Event retention in Kafka defines how long messages are stored on the broker before deletion — by time (e.g., 7 days) or by size. This enables replay: if a downstream consumer has a bug and processes messages incorrectly, it can reset its offset and re-read from an earlier point. Key Kafka vocabulary: Topic — a named, ordered log of messages. Partition — a topic is split into partitions for parallel processing. Offset — the position of a message within a partition (monotonically increasing). Producer — a process that writes to a topic. Consumer group — a set of consumers that share the reading of a topic. Lag — how far behind a consumer group is from the latest message. Compacted topic — retains only the latest message per key (for stateful data like user profiles). At-least-once delivery — messages are guaranteed to arrive at least once (consumer must handle deduplication). Exactly-once semantics — Kafka Streams and transactional producers can guarantee exactly-once. In conversation: "We keep 30 days of retention on our payment events topic so we can audit or replay any transaction."
4 / 5
A data team lead presents: "We've adopted a data mesh approach — each domain team owns and publishes their data as a product. Payments owns the transactions dataset, Inventory owns the stock dataset. Central data platform provides the infrastructure." What is data mesh?

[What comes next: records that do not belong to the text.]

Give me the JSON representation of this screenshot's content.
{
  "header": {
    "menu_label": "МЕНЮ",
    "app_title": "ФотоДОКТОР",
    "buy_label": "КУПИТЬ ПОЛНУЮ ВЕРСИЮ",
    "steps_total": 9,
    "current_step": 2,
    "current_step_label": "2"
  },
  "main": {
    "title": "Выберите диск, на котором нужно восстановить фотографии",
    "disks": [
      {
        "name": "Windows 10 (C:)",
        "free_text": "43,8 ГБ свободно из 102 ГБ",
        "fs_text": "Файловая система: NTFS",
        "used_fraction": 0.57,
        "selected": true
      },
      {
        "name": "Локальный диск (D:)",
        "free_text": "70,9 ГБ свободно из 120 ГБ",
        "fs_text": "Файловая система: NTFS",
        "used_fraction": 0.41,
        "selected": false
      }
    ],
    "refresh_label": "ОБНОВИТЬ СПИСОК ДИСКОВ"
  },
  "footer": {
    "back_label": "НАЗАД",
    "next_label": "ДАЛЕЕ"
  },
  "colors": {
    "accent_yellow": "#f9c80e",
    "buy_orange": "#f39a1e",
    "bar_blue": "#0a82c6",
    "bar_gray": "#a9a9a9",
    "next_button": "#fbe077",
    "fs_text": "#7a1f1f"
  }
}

Data mesh (Zhamak Dehghani, 2019) is a decentralised data architecture with four principles: Domain ownership — each business domain owns and governs its own data. Data as a product — domain teams treat their datasets as products: discoverable, reliable, well-documented, SLA-backed. Self-serve data platform — central team provides infrastructure (storage, pipelines, tooling) that domain teams use without needing central data engineers. Federated computational governance — global standards (interoperability, security, privacy) enforced automatically. Data mesh vs data warehouse: Centralised warehouse — a central team ingests and transforms data from all domains; bottleneck at scale. Data mesh — domain teams produce data products; platform provides standardised infrastructure. In practice: each domain publishes standardised datasets (data products) with metadata, quality SLAs, and access controls. Other data vocabulary: Data catalog — a searchable inventory of all datasets with metadata (Datahub, Collibra, dbt docs). Data lineage — tracking the origin and transformations of data. dbt (data build tool) — a transformation framework for writing SQL models with testing and documentation.
5 / 5
A data engineer describes a common problem: "We had a slowly changing dimension issue — a customer changed their city, so their historical orders started showing the new city instead of the one they lived in at the time. We needed to implement SCD Type 2." What is a slowly changing dimension (SCD)?
A Slowly Changing Dimension (SCD) is a data warehouse concept for handling dimension attributes that change over time — customer addresses, employee departments, product prices. The challenge: when a value changes, do you overwrite it (losing history) or preserve it (how)? SCD strategies: Type 1 (Overwrite) — update the record in place; no history kept. Simplest, but historical analysis will show incorrect data. Type 2 (Add new row) — insert a new row for the changed version, with start/end dates and an is_current flag. Preserves full history. Most common for analytical workloads. Type 3 (Add column) — add a "previous value" column alongside the current value. Limits history to one version back. Type 4 (History table) — keep current values in the main table, all historical versions in a separate history table. Key SCD vocabulary: Surrogate key — a system-generated unique key for each dimension row (as opposed to the natural/business key). Effective/expiry dates — date range during which a SCD Type 2 row was valid. is_current flag — boolean marking the active version. In conversation: "We implemented SCD Type 2 on the customer dimension so our cohort analysis accurately reflects where customers lived when they made each purchase."